Piece of total non-sense by a guy that barely understand anything to a database.
Example:
“The data itself is typically very small (for example, an alphanumeric read of a sensor), but it is accompanied by large chunks of metadata (location, timestamp, description) that might be even larger than the data itself.”
I stopped there.
defining the timestamp as metadata in this context is incredibly silly. This is Pure 100% data, just mlike the sensor’s unique ID would be. Your sensor’s value worth nothing and is not exploitable if you dont have the timestamp on which it was recorded.
It looks like your whole metadata idea is file-related, but the problem here is that its an article on database only. Metadata in databases is something else, you can learn what is it here: https://dataedo.com/kb/databases/all/metadata
The article does look a lot like an ad, but that is OK. Everyone who invents some new technology and wants to tell you about what it does sounds like an advertisement. I’m sure that early articles about much of what is now mainstream technology looked a lot like ads at the time.
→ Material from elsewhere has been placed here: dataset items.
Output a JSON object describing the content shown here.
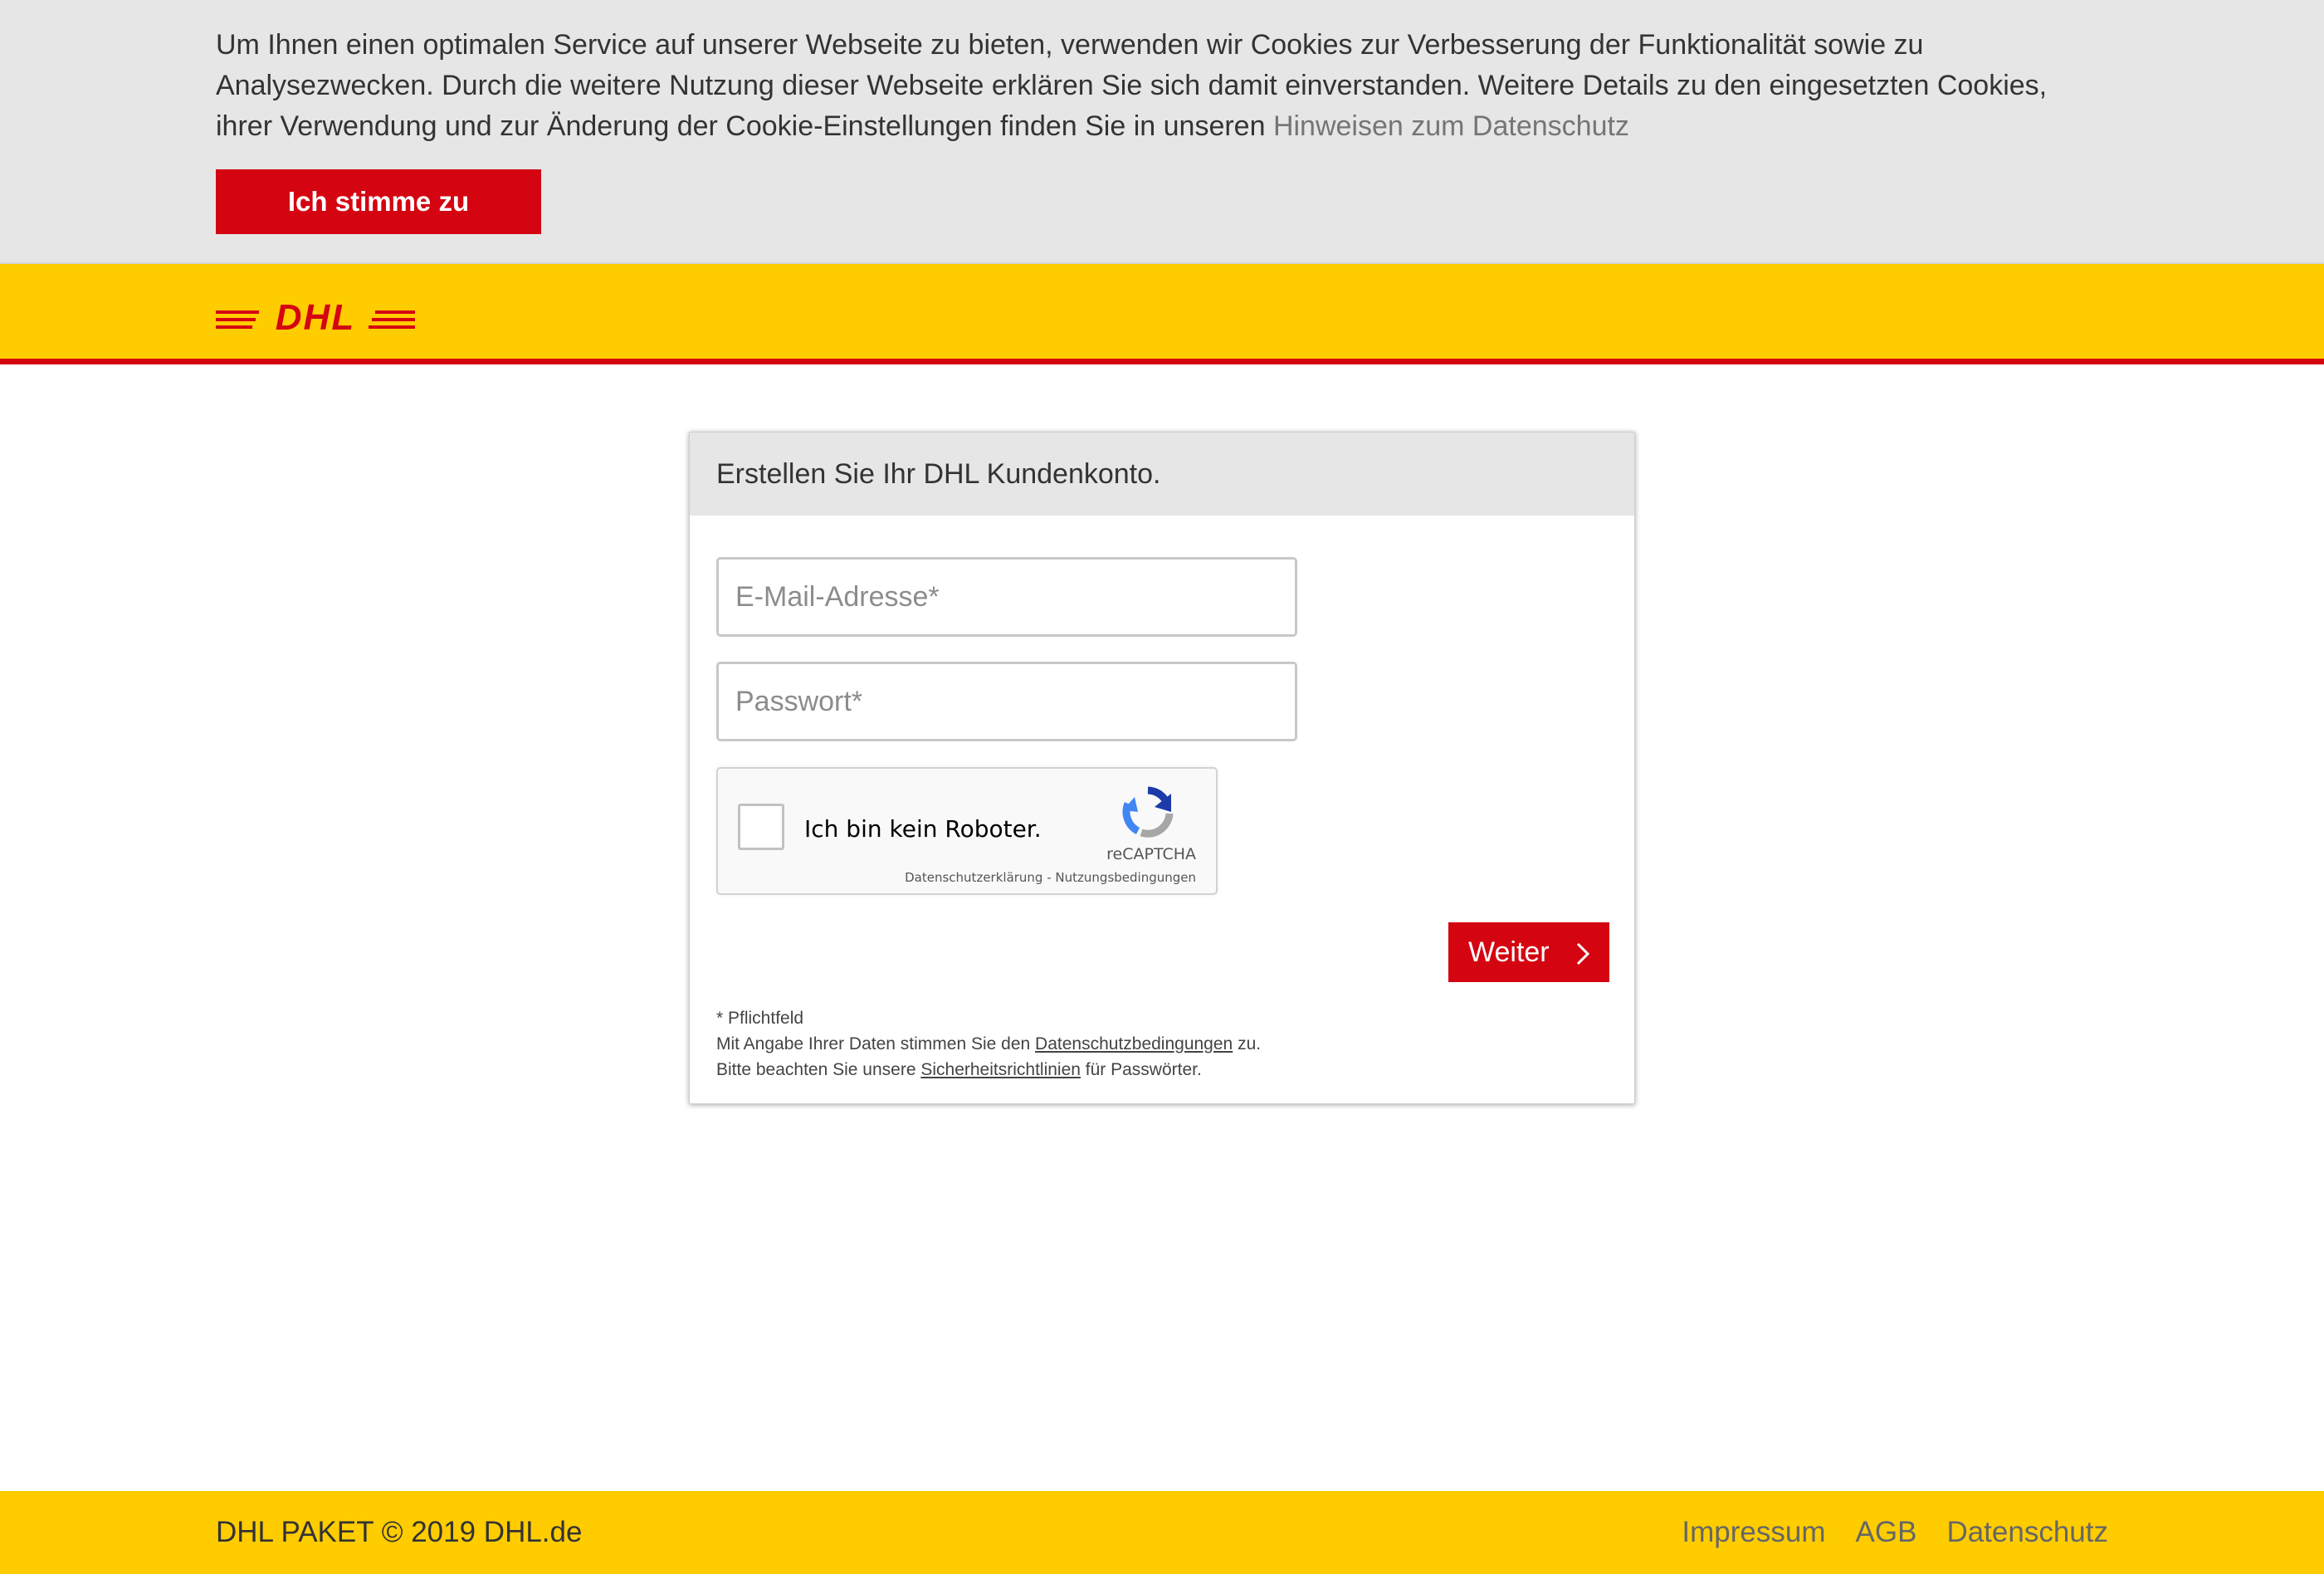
{
  "cookie_banner": {
    "text": "Um Ihnen einen optimalen Service auf unserer Webseite zu bieten, verwenden wir Cookies zur Verbesserung der Funktionalität sowie zu Analysezwecken. Durch die weitere Nutzung dieser Webseite erklären Sie sich damit einverstanden. Weitere Details zu den eingesetzten Cookies, ihrer Verwendung und zur Änderung der Cookie-Einstellungen finden Sie in unseren",
    "link_label": "Hinweisen zum Datenschutz",
    "accept_label": "Ich stimme zu"
  },
  "header": {
    "logo_text": "DHL"
  },
  "card": {
    "title": "Erstellen Sie Ihr DHL Kundenkonto.",
    "email_placeholder": "E-Mail-Adresse*",
    "password_placeholder": "Passwort*",
    "captcha": {
      "label": "Ich bin kein Roboter.",
      "brand": "reCAPTCHA",
      "privacy_label": "Datenschutzerklärung",
      "separator": " - ",
      "terms_label": "Nutzungsbedingungen"
    },
    "next_label": "Weiter",
    "notes": {
      "required": "* Pflichtfeld",
      "line2_prefix": "Mit Angabe Ihrer Daten stimmen Sie den ",
      "line2_link": "Datenschutzbedingungen",
      "line2_suffix": " zu.",
      "line3_prefix": "Bitte beachten Sie unsere ",
      "line3_link": "Sicherheitsrichtlinien",
      "line3_suffix": " für Passwörter."
    }
  },
  "footer": {
    "copyright": "DHL PAKET © 2019 DHL.de",
    "links": [
      "Impressum",
      "AGB",
      "Datenschutz"
    ]
  },
  "colors": {
    "dhl_yellow": "#ffcc00",
    "dhl_red": "#d40511",
    "banner_gray": "#e6e6e6"
  },
  "icons": {
    "logo": "dhl-logo",
    "captcha": "recaptcha-logo-icon",
    "next": "chevron-right-icon"
  }
}
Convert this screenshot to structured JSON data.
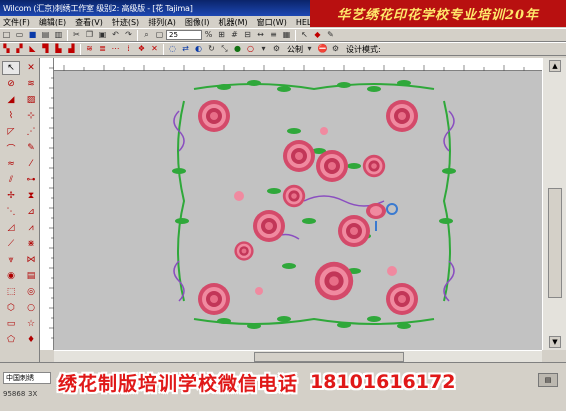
{
  "window": {
    "title": "Wilcom (汇京)刺绣工作室   级别2: 高级版 - [花        Tajima]"
  },
  "banner": {
    "text": "华艺绣花印花学校专业培训20年"
  },
  "menu": [
    "文件(F)",
    "编辑(E)",
    "查看(V)",
    "针迹(S)",
    "排列(A)",
    "图像(I)",
    "机器(M)",
    "窗口(W)",
    "HELP"
  ],
  "toolbar": {
    "zoom_value": "25",
    "mode_value": "公制",
    "design_mode_label": "设计模式:"
  },
  "status": {
    "field": "中国刺绣",
    "count": "95868",
    "unit": "3X"
  },
  "promo": {
    "text": "绣花制版培训学校微信电话",
    "phone": "18101616172"
  },
  "colors": {
    "rose": "#d44a6a",
    "rose_light": "#f08aa0",
    "leaf": "#2fa83a",
    "purple": "#8a4ec0",
    "canvas": "#c2c2c2"
  }
}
His example of metadata was a bit off-base. Time and location data for sensors is important data; but his discussion about metadata in general is accurate. I am surprised at a few of the comments that immediately dismissed him as some kind of amateur because of one example. I too created a data engine from scratch that can do queries 10x faster than other RDBMS offerings (and I have the numbers to back it up), but people constantly insist that I must be lying or don’t know anything without even trying to prove me wrong. The software is available for free download but few make the effort. I wish this article had a demo video that showed a side by side comparison of their system instead of a flashy marketing one. Something like this:
It does look like an ad.
First, the whole data vs metadata discussion make no sens (a temperature alone is not data, what you put in the metadata are the properties of a temperature point and should be included). This is an “unstructured” data problem, and the solution can be better performance (from hardware or software) but the root cause is lazy object definition and maintenance. There is no end of performance problem if you don’t structure your performance sensitive data, no external software would indefinitely solve that, at most it will temporarily relief it, but the next month/year it will again be a problem.
Second, the whole “build from scratch” argument it absurd. You didn’t reinvent the wheel, you simply optimised one part of the regular KVS engines and, claim to be vastly more performant than the concurrence. Where are the numbers? Where are the independent tests?
This an add, and a poor one. I vote to remove this false article.